Editor’s note: You may read the news digest below or listen to it, plus other news headlines from ArchitecturalRecord.com, as a podcast by clicking this link.
Click the play button to begin | Click here to download
Jean Nouvel and the developer Hines have unveiled a 75-story skyscraper to be constructed next to the Museum of Modern Art (MoMA) and the American Folk Art Museum in New York City, according to a November 15 article in The New York Times. The building will contain a hotel, luxury apartments, and three levels of galleries for MoMA, which sold the narrow 17,000-square-foot lot to Hines for $125 million earlier this year. Nouvel pushed the tower’s structural members to its exterior, creating open floor plates totaling 40,000 square feet for MoMA on the lower levels. This will allow the museum to rethink and adjust its programming with the hindsight gained since its Yoshio Taniguchi addition opened in 2004. As Nouvel’s structure rises, its corners twist and slope away to satisfy setback requirements. “The irregular structural pattern is intended to bear the strains of the tower’s contortions. Mr. Nouvel echoes the pattern of crisscrossing beams on the building’s facade, giving the skin a taut, muscular look,” the Times wrote. “Mr. Nouvel sees the modern grid as confining and dogmatic. His tower’s contorted forms are a scream for freedom.” The paper did not say how much this screaming skyscraper will cost, or when it might begin construction.
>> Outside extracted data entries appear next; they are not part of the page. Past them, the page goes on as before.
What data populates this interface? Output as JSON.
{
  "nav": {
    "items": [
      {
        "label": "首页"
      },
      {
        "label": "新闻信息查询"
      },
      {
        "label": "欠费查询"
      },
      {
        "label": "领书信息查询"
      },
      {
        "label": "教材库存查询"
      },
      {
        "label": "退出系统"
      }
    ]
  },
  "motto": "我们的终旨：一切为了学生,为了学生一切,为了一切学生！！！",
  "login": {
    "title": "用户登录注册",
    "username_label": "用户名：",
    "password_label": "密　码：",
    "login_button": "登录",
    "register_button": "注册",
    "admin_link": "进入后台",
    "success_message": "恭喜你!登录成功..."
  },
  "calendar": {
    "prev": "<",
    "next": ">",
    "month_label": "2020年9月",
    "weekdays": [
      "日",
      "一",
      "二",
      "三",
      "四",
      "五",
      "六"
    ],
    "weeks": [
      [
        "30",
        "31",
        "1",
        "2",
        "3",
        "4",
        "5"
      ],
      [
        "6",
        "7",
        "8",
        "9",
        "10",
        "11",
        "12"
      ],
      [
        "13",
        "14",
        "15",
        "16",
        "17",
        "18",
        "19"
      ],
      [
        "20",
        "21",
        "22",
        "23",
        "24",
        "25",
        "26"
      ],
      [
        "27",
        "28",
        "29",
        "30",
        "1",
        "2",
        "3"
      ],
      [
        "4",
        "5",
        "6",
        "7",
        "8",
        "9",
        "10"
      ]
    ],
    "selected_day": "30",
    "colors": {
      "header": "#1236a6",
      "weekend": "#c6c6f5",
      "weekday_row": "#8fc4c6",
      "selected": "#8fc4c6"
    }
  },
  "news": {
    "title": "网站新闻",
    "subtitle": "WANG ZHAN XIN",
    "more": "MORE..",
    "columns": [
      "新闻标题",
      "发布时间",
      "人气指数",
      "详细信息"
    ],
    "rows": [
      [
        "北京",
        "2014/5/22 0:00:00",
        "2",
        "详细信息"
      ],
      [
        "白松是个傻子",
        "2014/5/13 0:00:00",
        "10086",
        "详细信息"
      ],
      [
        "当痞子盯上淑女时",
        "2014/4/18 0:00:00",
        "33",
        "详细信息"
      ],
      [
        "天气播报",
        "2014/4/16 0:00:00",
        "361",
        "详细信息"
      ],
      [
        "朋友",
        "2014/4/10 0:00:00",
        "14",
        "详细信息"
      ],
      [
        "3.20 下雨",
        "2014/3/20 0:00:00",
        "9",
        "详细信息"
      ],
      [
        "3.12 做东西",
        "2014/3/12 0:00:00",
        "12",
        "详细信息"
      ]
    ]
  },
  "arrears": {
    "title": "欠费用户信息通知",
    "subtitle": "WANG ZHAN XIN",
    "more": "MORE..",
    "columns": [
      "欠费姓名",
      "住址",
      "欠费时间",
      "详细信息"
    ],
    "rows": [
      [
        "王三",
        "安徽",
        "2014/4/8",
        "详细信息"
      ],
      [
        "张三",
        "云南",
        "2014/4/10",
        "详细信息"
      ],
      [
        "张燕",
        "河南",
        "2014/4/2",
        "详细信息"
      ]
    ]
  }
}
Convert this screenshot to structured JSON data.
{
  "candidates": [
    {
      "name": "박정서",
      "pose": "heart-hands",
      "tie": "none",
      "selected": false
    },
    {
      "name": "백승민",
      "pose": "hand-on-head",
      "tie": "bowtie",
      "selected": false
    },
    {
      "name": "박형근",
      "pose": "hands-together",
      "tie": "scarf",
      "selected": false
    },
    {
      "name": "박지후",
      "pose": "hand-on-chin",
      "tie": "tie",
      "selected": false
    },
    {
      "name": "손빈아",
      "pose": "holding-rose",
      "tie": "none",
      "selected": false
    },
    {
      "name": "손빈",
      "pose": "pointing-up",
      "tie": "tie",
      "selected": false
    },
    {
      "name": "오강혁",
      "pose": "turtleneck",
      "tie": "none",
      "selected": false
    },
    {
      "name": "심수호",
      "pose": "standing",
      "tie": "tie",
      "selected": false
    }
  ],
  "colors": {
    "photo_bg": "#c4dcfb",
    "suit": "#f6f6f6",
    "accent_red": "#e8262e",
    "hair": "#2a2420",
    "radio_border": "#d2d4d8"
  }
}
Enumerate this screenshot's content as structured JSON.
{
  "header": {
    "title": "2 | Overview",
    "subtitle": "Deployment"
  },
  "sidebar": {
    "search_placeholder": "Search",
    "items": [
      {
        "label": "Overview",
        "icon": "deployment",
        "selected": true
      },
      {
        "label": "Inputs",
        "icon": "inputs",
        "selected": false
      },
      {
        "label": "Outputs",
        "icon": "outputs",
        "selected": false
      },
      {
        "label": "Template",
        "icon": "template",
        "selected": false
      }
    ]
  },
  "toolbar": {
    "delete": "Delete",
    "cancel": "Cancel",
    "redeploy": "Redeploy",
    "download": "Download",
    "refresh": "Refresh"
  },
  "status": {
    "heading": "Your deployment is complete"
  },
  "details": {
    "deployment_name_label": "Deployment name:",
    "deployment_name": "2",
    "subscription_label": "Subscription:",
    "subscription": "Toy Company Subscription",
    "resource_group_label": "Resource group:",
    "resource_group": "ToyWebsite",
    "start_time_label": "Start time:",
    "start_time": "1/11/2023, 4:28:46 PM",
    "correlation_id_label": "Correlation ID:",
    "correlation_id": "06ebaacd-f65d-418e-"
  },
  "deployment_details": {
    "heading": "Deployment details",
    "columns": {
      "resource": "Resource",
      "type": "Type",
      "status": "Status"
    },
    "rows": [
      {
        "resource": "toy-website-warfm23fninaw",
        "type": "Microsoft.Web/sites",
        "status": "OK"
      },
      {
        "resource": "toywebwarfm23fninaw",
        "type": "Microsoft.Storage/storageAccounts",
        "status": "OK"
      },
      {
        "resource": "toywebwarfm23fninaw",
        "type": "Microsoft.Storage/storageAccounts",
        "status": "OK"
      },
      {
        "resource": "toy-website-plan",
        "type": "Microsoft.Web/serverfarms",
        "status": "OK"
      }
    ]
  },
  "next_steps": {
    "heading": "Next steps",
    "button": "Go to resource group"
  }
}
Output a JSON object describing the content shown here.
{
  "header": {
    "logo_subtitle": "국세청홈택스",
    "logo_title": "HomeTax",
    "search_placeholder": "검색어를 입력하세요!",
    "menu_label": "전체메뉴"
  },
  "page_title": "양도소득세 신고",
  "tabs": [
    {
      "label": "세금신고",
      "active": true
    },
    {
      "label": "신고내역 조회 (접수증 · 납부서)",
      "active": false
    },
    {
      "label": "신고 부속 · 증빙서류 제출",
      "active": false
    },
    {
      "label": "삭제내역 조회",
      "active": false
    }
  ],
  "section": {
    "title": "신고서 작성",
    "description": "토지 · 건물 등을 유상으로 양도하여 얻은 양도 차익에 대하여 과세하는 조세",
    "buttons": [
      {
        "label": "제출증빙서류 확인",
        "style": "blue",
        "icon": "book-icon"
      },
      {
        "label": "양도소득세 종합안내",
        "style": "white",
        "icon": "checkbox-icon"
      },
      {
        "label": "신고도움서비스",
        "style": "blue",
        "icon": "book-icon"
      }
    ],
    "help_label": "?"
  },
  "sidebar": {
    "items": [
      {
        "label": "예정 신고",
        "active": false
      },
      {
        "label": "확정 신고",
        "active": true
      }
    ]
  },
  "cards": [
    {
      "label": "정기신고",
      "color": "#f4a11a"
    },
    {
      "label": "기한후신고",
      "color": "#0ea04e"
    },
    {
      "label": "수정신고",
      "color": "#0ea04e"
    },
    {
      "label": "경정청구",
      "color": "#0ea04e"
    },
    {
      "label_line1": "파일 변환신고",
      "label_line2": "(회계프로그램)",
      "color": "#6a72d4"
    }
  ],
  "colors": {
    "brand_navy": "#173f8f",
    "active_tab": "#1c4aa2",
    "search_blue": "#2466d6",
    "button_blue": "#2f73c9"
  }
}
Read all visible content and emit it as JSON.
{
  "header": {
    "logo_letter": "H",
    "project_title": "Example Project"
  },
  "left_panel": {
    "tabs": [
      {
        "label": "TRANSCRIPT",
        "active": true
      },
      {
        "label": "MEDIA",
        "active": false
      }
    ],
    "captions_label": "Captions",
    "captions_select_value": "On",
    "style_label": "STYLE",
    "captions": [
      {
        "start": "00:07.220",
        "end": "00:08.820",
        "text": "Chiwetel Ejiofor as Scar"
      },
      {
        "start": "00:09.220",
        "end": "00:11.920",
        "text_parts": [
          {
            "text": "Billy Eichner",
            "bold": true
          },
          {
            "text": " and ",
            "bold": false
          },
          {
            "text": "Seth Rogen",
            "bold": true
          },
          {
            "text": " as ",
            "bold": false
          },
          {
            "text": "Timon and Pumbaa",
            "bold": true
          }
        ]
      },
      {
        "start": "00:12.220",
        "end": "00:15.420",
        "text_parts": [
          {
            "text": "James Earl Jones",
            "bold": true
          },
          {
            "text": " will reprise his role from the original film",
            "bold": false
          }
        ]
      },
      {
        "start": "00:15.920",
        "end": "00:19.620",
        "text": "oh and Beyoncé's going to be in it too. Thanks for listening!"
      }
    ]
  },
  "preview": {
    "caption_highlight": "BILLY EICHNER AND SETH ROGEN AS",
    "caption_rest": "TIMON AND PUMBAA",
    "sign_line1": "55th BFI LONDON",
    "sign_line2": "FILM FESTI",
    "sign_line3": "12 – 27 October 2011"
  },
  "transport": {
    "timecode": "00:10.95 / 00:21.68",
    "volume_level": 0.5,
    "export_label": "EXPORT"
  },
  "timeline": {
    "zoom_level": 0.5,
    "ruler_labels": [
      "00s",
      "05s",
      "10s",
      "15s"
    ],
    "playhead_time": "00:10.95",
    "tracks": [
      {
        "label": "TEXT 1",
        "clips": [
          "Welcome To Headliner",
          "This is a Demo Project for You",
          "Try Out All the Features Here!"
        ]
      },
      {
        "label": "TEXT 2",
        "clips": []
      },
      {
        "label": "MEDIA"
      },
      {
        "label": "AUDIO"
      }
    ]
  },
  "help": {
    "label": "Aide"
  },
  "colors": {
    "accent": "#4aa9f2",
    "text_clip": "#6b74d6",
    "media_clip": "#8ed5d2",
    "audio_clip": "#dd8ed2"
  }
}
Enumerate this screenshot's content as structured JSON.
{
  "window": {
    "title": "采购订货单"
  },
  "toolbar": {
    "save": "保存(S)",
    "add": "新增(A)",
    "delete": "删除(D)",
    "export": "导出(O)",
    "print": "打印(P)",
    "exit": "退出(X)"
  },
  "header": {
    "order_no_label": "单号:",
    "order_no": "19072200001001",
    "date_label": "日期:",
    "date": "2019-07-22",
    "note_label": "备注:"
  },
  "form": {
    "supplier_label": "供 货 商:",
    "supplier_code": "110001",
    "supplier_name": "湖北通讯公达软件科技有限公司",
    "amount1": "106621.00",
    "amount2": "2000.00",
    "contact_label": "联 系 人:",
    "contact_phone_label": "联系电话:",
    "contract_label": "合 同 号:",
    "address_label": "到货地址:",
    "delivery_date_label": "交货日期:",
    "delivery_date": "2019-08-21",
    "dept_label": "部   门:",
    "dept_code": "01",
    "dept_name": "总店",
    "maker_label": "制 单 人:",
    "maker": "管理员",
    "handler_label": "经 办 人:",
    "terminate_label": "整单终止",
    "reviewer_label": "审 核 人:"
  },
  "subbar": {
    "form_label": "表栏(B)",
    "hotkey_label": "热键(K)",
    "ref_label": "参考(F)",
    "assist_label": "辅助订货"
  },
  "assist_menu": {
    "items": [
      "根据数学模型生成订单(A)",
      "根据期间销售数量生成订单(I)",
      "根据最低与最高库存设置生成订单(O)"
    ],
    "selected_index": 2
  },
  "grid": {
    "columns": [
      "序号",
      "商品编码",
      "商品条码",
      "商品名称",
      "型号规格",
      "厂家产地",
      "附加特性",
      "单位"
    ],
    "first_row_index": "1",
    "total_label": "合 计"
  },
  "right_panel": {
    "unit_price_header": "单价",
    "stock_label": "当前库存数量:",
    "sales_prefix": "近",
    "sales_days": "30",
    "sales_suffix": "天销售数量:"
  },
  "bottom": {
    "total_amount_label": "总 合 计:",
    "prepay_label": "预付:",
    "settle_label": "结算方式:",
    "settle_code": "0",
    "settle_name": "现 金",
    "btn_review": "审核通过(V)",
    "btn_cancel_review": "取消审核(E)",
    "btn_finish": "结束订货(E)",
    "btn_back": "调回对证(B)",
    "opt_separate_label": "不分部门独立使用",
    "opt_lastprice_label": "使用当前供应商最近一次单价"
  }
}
The Guggenheim Museum, which is preparing to construct a Frank Gehry-designed building in Abu Dhabi, has yet to meet with officials from Human Rights Watch, which is concerned about what it says are unsafe and abusive labor conditions in the United Arab Emirates. Tens of thousands of construction workers there went on strike earlier this month, as RECORD reported, but they returned to work on Tuesday, according to a wire service article appearing November 14th on enr.com. That same day, Guggenheim officials inked a deal with Emirates officials on a 15-year operating agreement for a 400,000-square-foot museum as well as education programs to be offered in Emirates universities. But a Human Rights Watch spokesperson said that the Guggenheim “has failed to respond to numerous requests for meetings” to discuss “systemic” abuse at construction sites. For their part, museum officials said “they hadn’t seen the Human Rights Watch statement and could not immediately comment,” enr.com reported.
Will Alsop, the whimsical British architect, revealed his design for a 30-story "vertical Eden project" that will be the centerpiece of a $7 billion urban regeneration scheme in South London. The U.K.’s Building magazine reported on November 14 that the redevelopment, which Alsop termed London’s “Third City,” will contain 20,000 houses as well as dozens of public squares and miniature parks. Alsop’s tower is patterned after the Grimshaw-designed Eden Project biome conservatory in Cornwall, southern England. It will contain an indoor rain forest intended to boost tourism. A Croydon councilman commented: “Even in their formative stages, Will Alsop’s concepts appear to have already captured enthusiasm among developers, investors, businesses and stakeholders.” The article added that Croydon authorities “want to make their town London’s third city after Westminster and the City of London.” The regeneration scheme also includes a 44-story residential tower and a sports arena, but no word yet on when all these proposed projects might begin construction.